Let $[a_r,\dotsc,a_0]$ denote $\sum_{i=0}^r a_i10^i$ with $0\leq a_i\leq 9$. Let $0\leq n \leq 999$ be a perfect square, say $n=m^2$, where $m=[a,b]$.
Note that $m\leq 31$, so that $0\leq a\leq 3$.
Assume for a moment that
\begin{equation}
\label{eq1}
b\leq 3 \qquad\text{and}\qquad 2ab\leq 9.\qquad\qquad\qquad\qquad\qquad (*)
\end{equation}
Then $n=[a^2,2ab,b^2]$ and its reverse is also a square, namely $n'=[b^2,2ab,a^2]=[b,a]^2$. The pairs $(a,b)$ satisfying (*) with $a\leq b$ lead us to:
- $m=[0,0]$ yielding $n=000$
- $m=[0,1]$ yielding $n=001=1^2$, $n'=100=10^2$
- $m=[0,2]$ yielding $n=004=2^2$, $n'=400=20^2$
- $m=[0,3]$ yielding $n=009=3^2$, $n'=900=30^2$
- $m=[1,1]$ yielding $n=121=11^2$
- $m=[1,2]$ yielding $n=144=12^2$, $n'=441=21^2$
- $m=[1,3]$ yielding $n=169=13^2$, $n'=961=31^2$
- $m=[2,2]$ yielding $n=484=22^2$
agreeing with the list given by @kagami. When (*) does not hold, then if $b\geq 4$, then $a\leq 2$ and one checks by hand that if $m$ is any of
$$
4,\dotsc,9,14,24,15,25,16,26,17,27,18,28,19,29
$$
then $m^2$ reversed is not a square (I couldn't come up with a shortcut for this last step). Since $m=23$ also doesn't work, the above list is complete.

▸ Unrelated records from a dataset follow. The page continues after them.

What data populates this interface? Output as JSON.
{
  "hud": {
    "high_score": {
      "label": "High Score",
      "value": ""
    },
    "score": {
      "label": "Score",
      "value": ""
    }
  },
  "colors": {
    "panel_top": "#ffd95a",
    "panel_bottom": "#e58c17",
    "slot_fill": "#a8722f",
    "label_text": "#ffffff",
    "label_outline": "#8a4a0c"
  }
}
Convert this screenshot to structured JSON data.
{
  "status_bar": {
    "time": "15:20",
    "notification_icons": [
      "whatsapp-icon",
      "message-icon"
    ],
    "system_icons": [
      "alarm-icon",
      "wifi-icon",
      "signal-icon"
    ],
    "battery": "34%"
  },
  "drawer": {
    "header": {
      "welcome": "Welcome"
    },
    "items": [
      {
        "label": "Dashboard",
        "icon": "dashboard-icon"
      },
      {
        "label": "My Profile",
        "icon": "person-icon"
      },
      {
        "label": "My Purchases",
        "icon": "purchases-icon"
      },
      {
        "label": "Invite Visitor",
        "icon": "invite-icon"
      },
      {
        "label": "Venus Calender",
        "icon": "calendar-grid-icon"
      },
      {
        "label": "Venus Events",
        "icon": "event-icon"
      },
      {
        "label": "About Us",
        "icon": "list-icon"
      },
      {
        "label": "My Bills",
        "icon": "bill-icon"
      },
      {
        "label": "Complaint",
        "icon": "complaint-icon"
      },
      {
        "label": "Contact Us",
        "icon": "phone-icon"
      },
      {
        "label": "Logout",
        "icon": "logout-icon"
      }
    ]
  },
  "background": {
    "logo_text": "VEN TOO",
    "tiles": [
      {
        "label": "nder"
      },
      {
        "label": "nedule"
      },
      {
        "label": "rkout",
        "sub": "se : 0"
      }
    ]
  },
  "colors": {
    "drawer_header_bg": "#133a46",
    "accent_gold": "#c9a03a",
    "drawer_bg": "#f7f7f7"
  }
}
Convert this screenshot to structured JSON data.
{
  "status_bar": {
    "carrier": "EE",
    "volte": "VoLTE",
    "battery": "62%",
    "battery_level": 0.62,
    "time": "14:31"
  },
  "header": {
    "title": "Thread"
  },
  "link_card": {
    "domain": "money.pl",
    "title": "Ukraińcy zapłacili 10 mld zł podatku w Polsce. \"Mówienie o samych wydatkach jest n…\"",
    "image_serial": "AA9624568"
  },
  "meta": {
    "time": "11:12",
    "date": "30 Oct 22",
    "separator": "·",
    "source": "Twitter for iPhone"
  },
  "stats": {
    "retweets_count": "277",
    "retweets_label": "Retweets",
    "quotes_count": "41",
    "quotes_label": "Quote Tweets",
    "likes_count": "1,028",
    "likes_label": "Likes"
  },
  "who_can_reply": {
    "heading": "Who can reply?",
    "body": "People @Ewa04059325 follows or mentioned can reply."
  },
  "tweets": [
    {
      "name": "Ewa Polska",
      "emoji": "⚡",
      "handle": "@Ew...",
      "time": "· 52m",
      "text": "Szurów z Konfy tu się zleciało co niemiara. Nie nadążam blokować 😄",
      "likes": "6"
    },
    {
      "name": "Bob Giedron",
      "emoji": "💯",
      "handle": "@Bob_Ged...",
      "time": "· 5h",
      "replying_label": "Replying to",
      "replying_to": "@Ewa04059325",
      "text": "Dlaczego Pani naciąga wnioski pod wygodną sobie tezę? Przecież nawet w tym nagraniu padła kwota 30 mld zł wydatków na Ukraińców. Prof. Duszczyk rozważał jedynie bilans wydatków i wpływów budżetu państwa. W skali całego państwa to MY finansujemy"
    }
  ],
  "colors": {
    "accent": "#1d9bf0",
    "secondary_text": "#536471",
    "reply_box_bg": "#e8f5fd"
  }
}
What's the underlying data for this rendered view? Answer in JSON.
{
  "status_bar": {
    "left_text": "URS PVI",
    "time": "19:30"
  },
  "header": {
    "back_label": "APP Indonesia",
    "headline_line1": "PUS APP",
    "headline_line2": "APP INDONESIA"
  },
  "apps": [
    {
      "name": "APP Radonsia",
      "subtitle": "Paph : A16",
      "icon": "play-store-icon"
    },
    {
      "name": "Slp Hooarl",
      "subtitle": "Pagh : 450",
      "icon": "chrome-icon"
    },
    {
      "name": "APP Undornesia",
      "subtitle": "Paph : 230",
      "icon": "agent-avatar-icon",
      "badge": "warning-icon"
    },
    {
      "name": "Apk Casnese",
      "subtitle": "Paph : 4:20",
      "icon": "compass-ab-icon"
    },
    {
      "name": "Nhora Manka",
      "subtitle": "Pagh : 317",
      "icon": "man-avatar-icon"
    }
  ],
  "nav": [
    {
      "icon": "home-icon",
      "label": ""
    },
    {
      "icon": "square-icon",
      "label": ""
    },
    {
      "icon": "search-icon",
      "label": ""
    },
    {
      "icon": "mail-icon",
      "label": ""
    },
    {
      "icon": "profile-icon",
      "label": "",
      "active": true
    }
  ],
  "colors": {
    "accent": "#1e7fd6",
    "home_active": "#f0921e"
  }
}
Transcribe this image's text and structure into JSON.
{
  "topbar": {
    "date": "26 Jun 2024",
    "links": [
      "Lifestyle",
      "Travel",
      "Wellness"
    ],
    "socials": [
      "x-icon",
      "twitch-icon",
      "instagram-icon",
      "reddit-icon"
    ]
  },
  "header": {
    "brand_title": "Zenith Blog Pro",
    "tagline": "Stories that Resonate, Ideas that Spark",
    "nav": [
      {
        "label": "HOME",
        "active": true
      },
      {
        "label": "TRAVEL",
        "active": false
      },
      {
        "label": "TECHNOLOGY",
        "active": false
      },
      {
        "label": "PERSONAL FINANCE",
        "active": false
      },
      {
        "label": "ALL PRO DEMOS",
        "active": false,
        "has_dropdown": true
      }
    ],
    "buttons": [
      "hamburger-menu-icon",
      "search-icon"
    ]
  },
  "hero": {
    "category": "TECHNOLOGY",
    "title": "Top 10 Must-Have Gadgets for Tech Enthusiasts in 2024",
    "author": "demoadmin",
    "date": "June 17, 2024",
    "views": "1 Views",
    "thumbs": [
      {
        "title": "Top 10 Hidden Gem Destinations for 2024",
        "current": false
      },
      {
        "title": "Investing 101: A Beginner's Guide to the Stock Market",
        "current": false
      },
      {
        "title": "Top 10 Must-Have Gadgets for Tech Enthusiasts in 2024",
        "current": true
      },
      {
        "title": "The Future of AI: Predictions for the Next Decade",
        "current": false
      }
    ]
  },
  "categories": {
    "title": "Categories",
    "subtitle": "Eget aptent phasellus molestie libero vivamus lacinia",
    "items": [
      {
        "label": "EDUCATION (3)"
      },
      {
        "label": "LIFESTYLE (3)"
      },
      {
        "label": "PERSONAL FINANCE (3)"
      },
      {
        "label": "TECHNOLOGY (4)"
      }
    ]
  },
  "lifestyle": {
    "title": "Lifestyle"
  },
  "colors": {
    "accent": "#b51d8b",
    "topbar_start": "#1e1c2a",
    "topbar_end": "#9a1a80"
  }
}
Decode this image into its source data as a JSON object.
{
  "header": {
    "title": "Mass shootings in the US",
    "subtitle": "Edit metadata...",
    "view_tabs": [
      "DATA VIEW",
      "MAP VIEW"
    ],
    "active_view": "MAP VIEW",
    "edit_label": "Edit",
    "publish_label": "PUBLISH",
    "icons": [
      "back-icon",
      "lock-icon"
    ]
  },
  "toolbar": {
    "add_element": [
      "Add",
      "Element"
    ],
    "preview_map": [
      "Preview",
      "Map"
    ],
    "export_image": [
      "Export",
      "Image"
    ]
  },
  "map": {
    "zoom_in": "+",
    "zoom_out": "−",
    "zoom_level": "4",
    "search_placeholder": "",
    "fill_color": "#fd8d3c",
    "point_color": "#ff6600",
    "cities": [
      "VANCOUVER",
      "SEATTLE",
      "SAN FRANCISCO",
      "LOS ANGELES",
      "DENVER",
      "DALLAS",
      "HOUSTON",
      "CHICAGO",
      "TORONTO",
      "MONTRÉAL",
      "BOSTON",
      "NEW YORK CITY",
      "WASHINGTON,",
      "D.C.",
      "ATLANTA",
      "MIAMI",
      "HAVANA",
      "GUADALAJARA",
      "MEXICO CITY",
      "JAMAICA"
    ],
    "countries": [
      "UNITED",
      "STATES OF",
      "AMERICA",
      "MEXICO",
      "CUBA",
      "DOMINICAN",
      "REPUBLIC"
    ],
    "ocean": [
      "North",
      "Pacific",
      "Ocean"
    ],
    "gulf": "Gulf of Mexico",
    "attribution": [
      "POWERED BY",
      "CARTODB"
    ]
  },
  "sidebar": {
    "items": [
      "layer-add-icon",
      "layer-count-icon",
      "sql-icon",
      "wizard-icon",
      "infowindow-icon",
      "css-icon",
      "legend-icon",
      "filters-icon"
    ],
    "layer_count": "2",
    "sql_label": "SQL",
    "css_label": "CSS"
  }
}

A general method should be hard to find, but the above approach may be used to produce more examples: if one takes $m=[a,b,c]$ subject to the conditions
$$
a^2,2ab,b^2+2ac,2bc,c^2 \leq 9
$$
then $m^2=[a^2,2ab,b^2+2ac,2bc,c^2]$, so that its reverse is also a square, namely $[c,b,a]^2$. For example,
- $221^2=48841$ and $122^2=14884$
- $201^2=40401$ and $102^2=10404$
- $301^2=90601$ and $103^2=10609$
and so on.
One can produce more numbers by taking $m=[a_r,\dotsc,a_0]$ satisfying similar conditions; in general, if you take $a_i\in \{0,1,2\}$ with lots of zeroes in the middle you will get a new example, as in @kagami's last examples. This method will give only answers with an odd numbers of digits, though.
Edit: Answering @kagami's comment, it turns out to be very hard to find examples with an even number of digits. I did a computer search for $m$ up to $10^8$ and, discarding cases ending with zeroes, I have found only:
- $1809 = 33^2$, $9801=99^2$
- $698896 = 836^2$
- $10036224 = 3168^2$, $42263001 = 6501^2$
- $637832238736 = 798644^2$
- $1021178969603881 = 31955891^2$, $1883069698711201 = 43394351^2$
- $4099923883299904 = 64030648^2$
I would expect that there is only a finite number of such examples.